What Does This Mean For Elm Trees on Public Property?

Tree infected

The City is taking responsibility for all elm management on public land. Here's what you need to know about elm trees on public property:

  • All DED infected and dead elm trees will be removed (public and private property);
  • The City of Charlottetown does its best to notify the owners of properties in close proximity to a publicly owned elm tree that is being removed;
  • Monitoring programs have been in place since 2014 that identify DED symptoms and watch healthy elms that may be at risk of being infected;
  • Stump grinding is completed for every elm removed;
  • The City plants trees on public property to help replace the elms that are lost to DED;
  • The City squares lost a significant number of elm trees to DED. Fortunately, there are many other species of trees in our squares that will remain.

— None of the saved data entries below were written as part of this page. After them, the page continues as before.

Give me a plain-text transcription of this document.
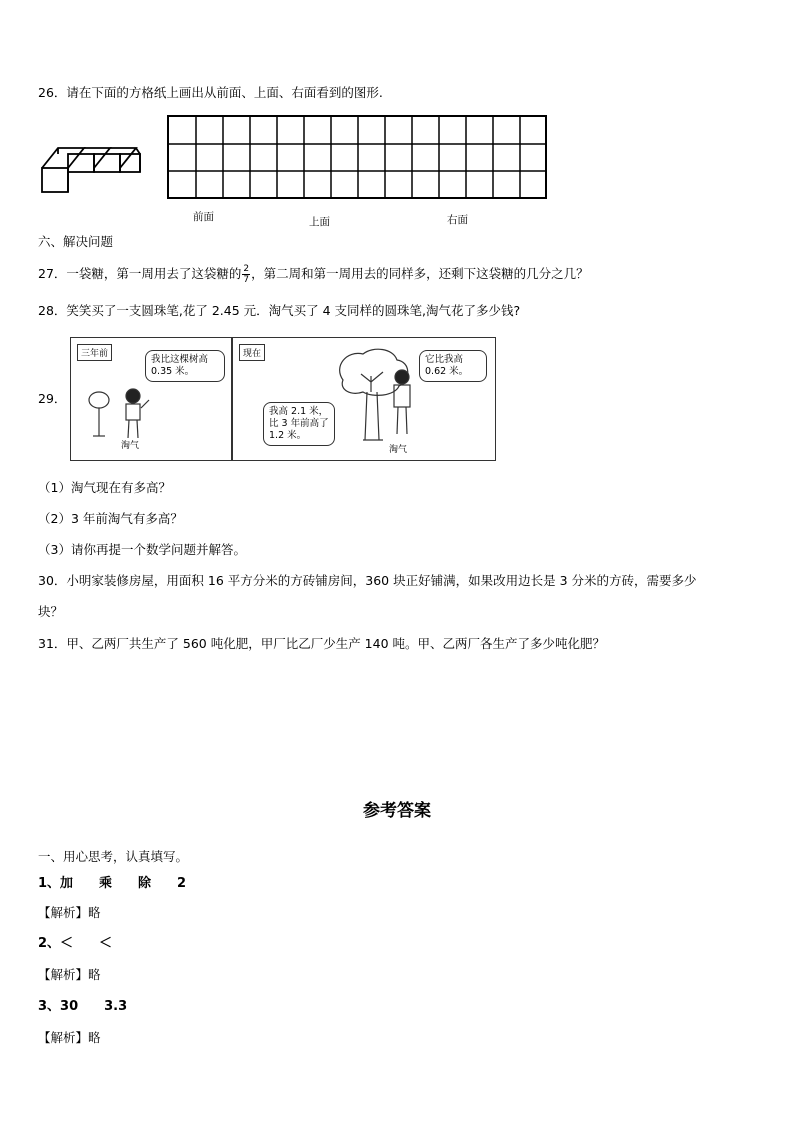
26．请在下面的方格纸上画出从前面、上面、右面看到的图形.
前面	上面	右面
六、解决问题
27．一袋糖，第一周用去了这袋糖的 $\frac{2}{7}$ ，第二周和第一周用去的同样多，还剩下这袋糖的几分之几？
28．笑笑买了一支圆珠笔,花了 2.45 元．淘气买了 4 支同样的圆珠笔,淘气花了多少钱?
29．
三年前	我比这棵树高 0.35 米。
淘气
现在	它比我高 0.62 米。
我高 2.1 米，比 3 年前高了 1.2 米。
淘气
（1）淘气现在有多高？
（2）3 年前淘气有多高？
（3）请你再提一个数学问题并解答。
30．小明家装修房屋，用面积 16 平方分米的方砖铺房间，360 块正好铺满，如果改用边长是 3 分米的方砖，需要多少
块？
31．甲、乙两厂共生产了 560 吨化肥，甲厂比乙厂少生产 140 吨。甲、乙两厂各生产了多少吨化肥？
参考答案
一、用心思考，认真填写。
1、加　　乘　　除　　2
【解析】略
2、＜　　＜
【解析】略
3、30　　3.3
【解析】略
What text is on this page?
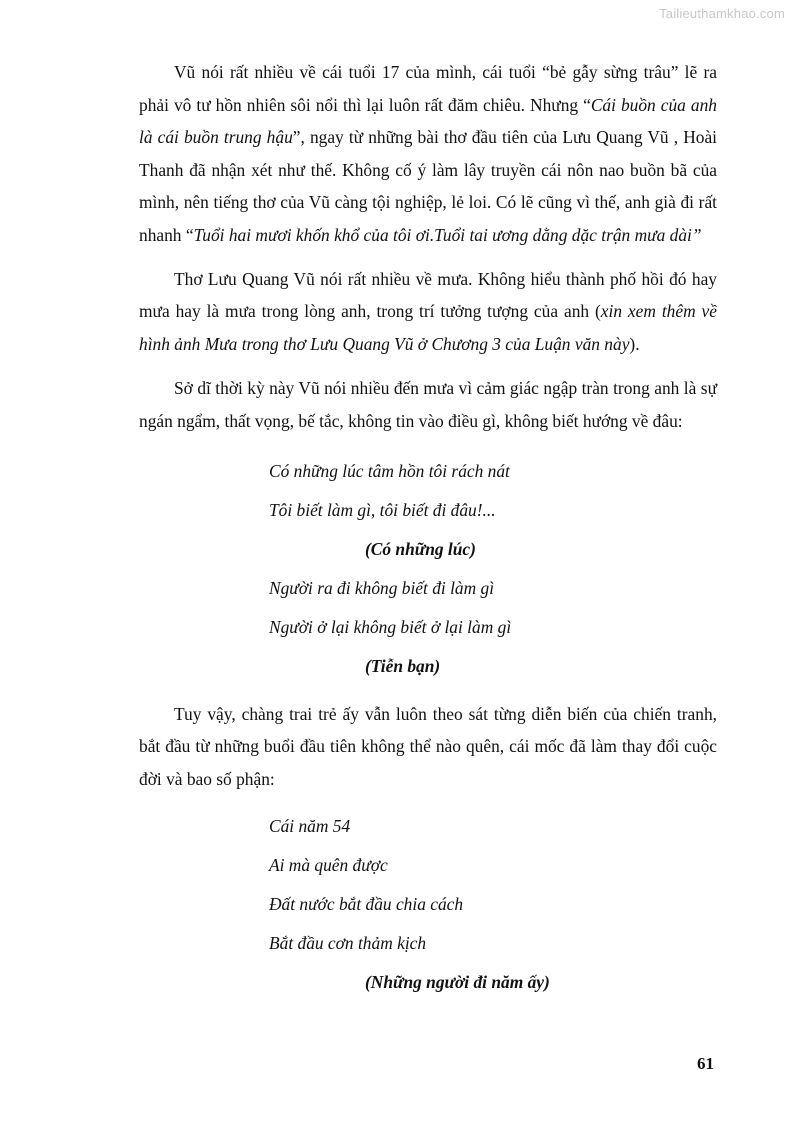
Tailieuthamkhao.com

Vũ nói rất nhiều về cái tuổi 17 của mình, cái tuổi “bẻ gẫy sừng trâu” lẽ ra phải vô tư hồn nhiên sôi nổi thì lại luôn rất đăm chiêu. Nhưng “Cái buồn của anh là cái buồn trung hậu”, ngay từ những bài thơ đầu tiên của Lưu Quang Vũ , Hoài Thanh đã nhận xét như thế. Không cố ý làm lây truyền cái nôn nao buồn bã của mình, nên tiếng thơ của Vũ càng tội nghiệp, lẻ loi. Có lẽ cũng vì thế, anh già đi rất nhanh “Tuổi hai mươi khốn khổ của tôi ơi.Tuổi tai ương dằng dặc trận mưa dài”

Thơ Lưu Quang Vũ nói rất nhiều về mưa. Không hiểu thành phố hồi đó hay mưa hay là mưa trong lòng anh, trong trí tưởng tượng của anh (xin xem thêm về hình ảnh Mưa trong thơ Lưu Quang Vũ ở Chương 3 của Luận văn này).

Sở dĩ thời kỳ này Vũ nói nhiều đến mưa vì cảm giác ngập tràn trong anh là sự ngán ngẩm, thất vọng, bế tắc, không tin vào điều gì, không biết hướng về đâu:

Có những lúc tâm hồn tôi rách nát
Tôi biết làm gì, tôi biết đi đâu!...
(Có những lúc)
Người ra đi không biết đi làm gì
Người ở lại không biết ở lại làm gì
(Tiễn bạn)

Tuy vậy, chàng trai trẻ ấy vẫn luôn theo sát từng diễn biến của chiến tranh, bắt đầu từ những buổi đầu tiên không thể nào quên, cái mốc đã làm thay đổi cuộc đời và bao số phận:

Cái năm 54
Ai mà quên được
Đất nước bắt đầu chia cách
Bắt đầu cơn thảm kịch
(Những người đi năm ấy)
61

The City has been planting DED resistant elm cultivars and hybrids since 2010.  Also, a  wide variety of other trees species have been planted throughout the City right-of-ways and parks, which increases the biodiversity of our trees and makes the urban forest less susceptible to insects pests and diseases.

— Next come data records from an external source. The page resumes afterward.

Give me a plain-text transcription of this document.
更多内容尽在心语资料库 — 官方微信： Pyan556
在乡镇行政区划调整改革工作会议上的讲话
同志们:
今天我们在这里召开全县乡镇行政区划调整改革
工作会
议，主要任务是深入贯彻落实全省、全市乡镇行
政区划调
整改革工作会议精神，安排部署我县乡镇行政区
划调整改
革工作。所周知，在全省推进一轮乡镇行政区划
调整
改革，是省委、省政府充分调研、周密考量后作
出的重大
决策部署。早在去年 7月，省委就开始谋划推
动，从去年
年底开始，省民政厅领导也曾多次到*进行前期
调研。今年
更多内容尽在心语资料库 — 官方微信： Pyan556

From 2010 to 2014, about 70 healthy elms were inoculated annually in an attempt to increase their resistance to DED.  In 2015, The City switched to treating the healthy elm trees with a macro infusion system that included pumping a fungicide into the tree. This treatment lasts three years, so allows the City to treat healthy elm trees on a rotational basis. As of 2020, 18 of Charlottetown's large elm trees have been treated with this inoculation.

Reducing the Spread of DED

Keeping your elms healthy by providing water and fertilizer when needed and carrying out proper pruning makes your tree less stressed and more resistant to insect and disease pests.

  • If you have a healthy elm tree that you would like to protect, you can hire an arborist to treat your tree to increase its resistance to DED.
  • Regular monitoring of your elm trees helps to detect DED symptoms when they first appear.
  • Pruning may extend the life of your elm tree but will not save it once it is infected. There is no known cure for DED. To prevent the spread of DED, the best management strategy is to remove the infected tree (in consultation with the City of Charlottetown).
  • Elm species should NOT be pruned between April 1 and September 30 as these open wounds attract the elm bark beetles which spread DED.
  • Timely removal and disposal of infected trees: Once DED is detected in a tree, the tree should be removed that fall/winter season, after the elm bark beetles are hibernating (after September 30). When an elm is removed, the stump should be ground and wood debris cleaned up.
  • Proper disposal is important. All elm wood should be disposed of by March 31. Any elms that must be removed during the summer months (i.e. for safety reasons) must be immediately burned or buried. When transporting the wood at this time of year, it should be taken directly from the location of removal to the point of disposal.
  • When planting trees, choose other resistant species or plant DED resistant cultivars of elm such as: Patriot, Pioneer, Regal, Valley Forage, Princeton, New Horizon, etc.
  • One of the most important ways to prevent the spread of DED is to not store elm wood as firewood. Elm firewood provides a great habitat for the elm bark beetles to carry out their lifecycle. The more successful they are at reproducing, the more beetles are present, the more DED is spread to healthy elm trees.

As monitoring for DED continues to take place, more elms are found on private and public land.  The City has completed six rounds of elm tree removals.   A total of 702 DED infected elms have been removed since 2015.